Created 10-23-2017 05:05 PM
1. Was this Node working fine earlier?
2. Do you have the correct "etc/hosts" entry in upper case or mixed case.
3. Is this a kerberized cluster?
Created 10-24-2017 08:27 AM
we found this workaround - hadoop namenode -recover , is it other soultion for our problem ?
Created 10-24-2017 09:20 AM
hi jay just to clarify your instructions ( and regarding that standby name node on master01 and active node on master02 can you approve this steps
su - hdfs
hdfs dfsadmin -safemode leave ( on master02 )
cp -rp /hadoop/hdfs/journal/hdfsha/current /hadoop/hdfs/journal/hdfsha/current.orig ( on master02 )
rm -f /hadoop/hdfs/journal/hdfsha/current/* ( on master02 )
hdfs namenode -bootstrapStandby ( on master01 )
Created 12-17-2021 08:00 AM
Created 12-29-2017 07:26 AM
I had created a new HA enabled cluster on EC2 instances. It came up without any issues. I then installed kerberos on two machines as master and slave, and then started the kerberos enable ambari wizard. At the last step of starting the services, Namenode start failed on both the nodes and gave same error as above. How this error came on a new setup and how to prevent it from coming up in my next environment setup?

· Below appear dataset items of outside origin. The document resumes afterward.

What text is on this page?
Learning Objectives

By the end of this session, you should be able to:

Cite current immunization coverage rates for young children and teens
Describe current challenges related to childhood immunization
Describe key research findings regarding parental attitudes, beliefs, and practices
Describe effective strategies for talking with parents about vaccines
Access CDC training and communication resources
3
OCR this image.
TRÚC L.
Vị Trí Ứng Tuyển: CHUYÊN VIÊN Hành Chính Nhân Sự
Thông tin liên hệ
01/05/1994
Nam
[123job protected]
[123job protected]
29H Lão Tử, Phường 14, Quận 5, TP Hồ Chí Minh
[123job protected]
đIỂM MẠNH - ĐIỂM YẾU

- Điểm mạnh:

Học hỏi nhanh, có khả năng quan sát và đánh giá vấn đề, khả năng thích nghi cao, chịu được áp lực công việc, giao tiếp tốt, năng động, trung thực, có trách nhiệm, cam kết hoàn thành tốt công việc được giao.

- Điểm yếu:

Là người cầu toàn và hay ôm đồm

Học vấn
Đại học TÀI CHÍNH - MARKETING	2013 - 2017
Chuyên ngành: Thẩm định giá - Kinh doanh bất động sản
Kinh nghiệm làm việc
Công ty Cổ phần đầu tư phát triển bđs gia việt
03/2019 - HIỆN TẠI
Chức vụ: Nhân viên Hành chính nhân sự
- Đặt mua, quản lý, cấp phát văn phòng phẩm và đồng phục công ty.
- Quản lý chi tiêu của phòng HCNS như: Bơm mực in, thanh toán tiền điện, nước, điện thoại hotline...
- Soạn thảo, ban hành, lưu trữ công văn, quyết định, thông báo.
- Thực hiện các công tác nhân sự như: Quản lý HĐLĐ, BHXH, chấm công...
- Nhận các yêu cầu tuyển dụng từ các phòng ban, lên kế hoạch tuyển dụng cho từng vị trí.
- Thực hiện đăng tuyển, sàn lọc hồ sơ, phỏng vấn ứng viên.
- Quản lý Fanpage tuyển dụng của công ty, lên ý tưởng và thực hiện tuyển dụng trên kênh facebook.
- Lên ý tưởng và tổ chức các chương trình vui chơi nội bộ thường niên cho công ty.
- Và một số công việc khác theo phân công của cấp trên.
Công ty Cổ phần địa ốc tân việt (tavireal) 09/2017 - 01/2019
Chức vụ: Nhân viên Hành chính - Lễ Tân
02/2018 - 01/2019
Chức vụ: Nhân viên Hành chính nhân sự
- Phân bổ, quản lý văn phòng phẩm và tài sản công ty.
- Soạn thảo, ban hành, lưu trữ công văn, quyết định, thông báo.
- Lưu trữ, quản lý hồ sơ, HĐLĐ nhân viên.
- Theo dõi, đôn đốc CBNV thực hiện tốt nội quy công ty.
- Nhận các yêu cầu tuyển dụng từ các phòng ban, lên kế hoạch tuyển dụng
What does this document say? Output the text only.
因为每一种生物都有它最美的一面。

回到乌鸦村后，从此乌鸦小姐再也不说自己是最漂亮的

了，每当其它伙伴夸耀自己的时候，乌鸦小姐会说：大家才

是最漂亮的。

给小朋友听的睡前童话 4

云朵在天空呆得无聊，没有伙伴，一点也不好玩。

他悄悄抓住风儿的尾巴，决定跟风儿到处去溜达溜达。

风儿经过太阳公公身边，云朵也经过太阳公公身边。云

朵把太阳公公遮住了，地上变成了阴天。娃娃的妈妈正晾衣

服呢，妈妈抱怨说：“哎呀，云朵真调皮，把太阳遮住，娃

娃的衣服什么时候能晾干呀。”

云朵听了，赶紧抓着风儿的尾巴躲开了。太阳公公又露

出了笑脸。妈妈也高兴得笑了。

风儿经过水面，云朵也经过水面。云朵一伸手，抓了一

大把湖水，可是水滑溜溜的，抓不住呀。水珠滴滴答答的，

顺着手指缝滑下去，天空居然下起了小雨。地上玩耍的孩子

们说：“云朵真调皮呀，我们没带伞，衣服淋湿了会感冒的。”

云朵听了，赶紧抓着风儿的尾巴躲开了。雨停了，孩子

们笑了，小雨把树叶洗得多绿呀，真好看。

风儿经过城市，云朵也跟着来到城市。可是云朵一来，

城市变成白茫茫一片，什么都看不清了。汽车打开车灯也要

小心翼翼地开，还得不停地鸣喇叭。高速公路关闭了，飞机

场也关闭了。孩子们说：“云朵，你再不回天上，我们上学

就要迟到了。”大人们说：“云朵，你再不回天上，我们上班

Created 12-29-2017 07:25 AM
I had created a new HA enabled cluster on EC2 instances. It came up without any issues. I then installed kerberos on two machines as master and slave, and then started the kerberos enable ambari wizard. At the last step of starting the services, Namenode start failed on both the nodes and gave same error as above. How this error came on a new setup and how to prevent it from coming up in my next environment setup?